Understanding the Fire/Weather Model WRF-fire and its Sensitivity to Input Variables When Forecasting Burned Area, Fire Radiative Power, Smoke Injection Heights, and Pyrocumulus Clouds

Speaker: Francis Turney
Institution: UCLA
Location: 7124A
Date: November 15, 2023
Time: 3:30 pm to 4:30 pm


Abstract:

Coupled fire-weather models are crucial in forecasting and researching wildfire spread and its associated impacts on society and the environment. Here we look at the factors and configurations that result in accurate predictions of wildfire burned area, fire radiate power (FRP), smoke injection heights, and Pyroculumus formation in two cases, the 2019 Williams Flats Fire and the 2020 Creek Fire. For the Williams Flats Fire, accounting for containment lines made the biggest difference in accuracy, but including satellite derived fuel moisture maps, containment lines, and increased fuel density tables together made the most accurate simulations, beating persistence forecasting in burned area by an average of 30% over a 5-day forecast.

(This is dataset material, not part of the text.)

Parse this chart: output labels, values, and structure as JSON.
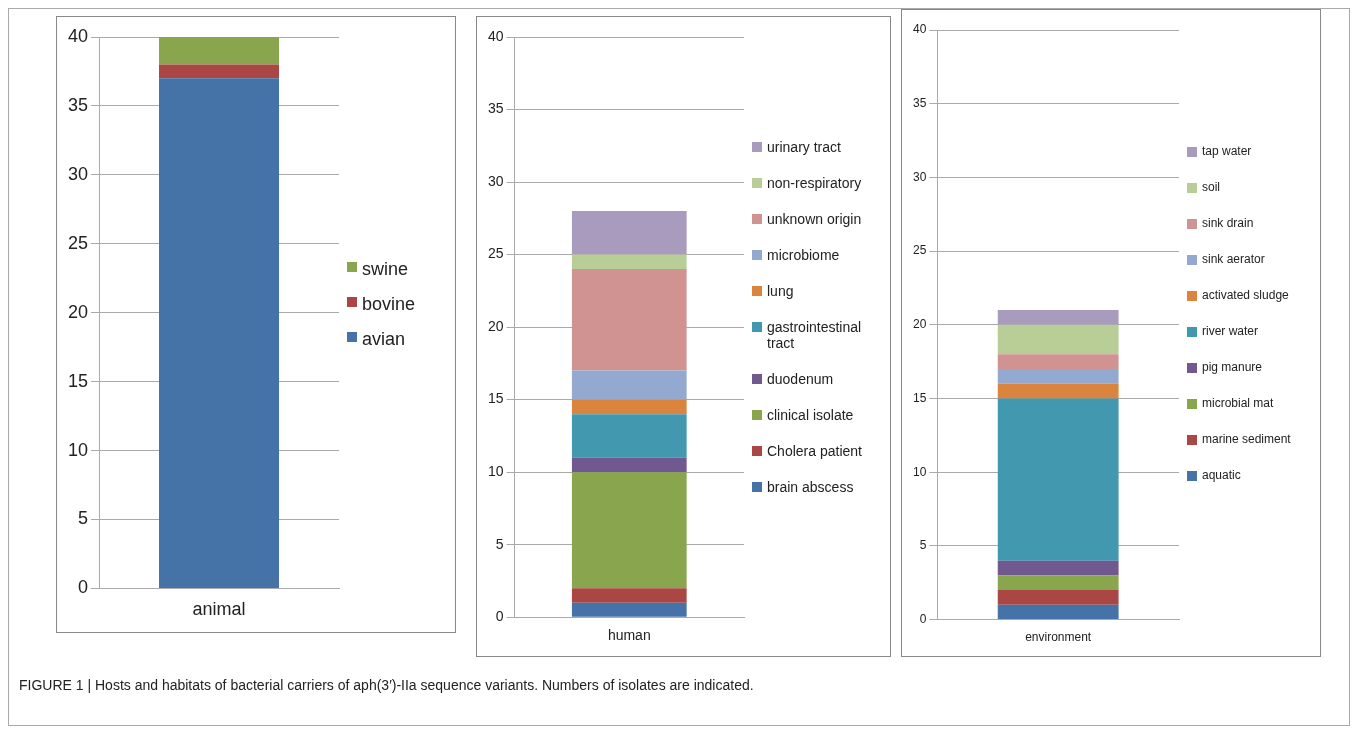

Phase differences between WRF-Fire and observed diurnal cycles were found to be related to the lack of dynamic fuel moisture modeling in our simulations. Smoke injection heights simulated by WRF-Fire were found to underestimate observed aircraft lidar measurements from the NASA/NOAA FIREX-AQ field campaign and recently developed Weather Surveillance Radar-1988 Doppler products likely due to inaccuracies in simulated surface moisture predictions in WRF-Fire. This was partially alleviated at higher vertical resolutions and with a newly developed canopy burning model. Despite the underprediction, WRF-Fire was able to simulate Pycrocumulus clouds at approximately the right times. For the 2020 Creek fire, accurate simulation of Pyrocumulonimbus cloud heights (~15.5 km) depended on accounting for canopy burning and the increased fuel density and fuel depth at the surface associated with bark beetle mortality in the region. Fuel depth had to be raised well above average values reported in the literature, suggesting the possible impact of deeper burning fires or fuel bed disturbance under extreme convective conditions such as the fire tornadic vortices that were formed during the fire. Results also indicate that instantaneous burned area size on the intense fire front showed the most correlation with FRP and smoke injection height, which all increased day over day owing to the strong fire-weather feedback.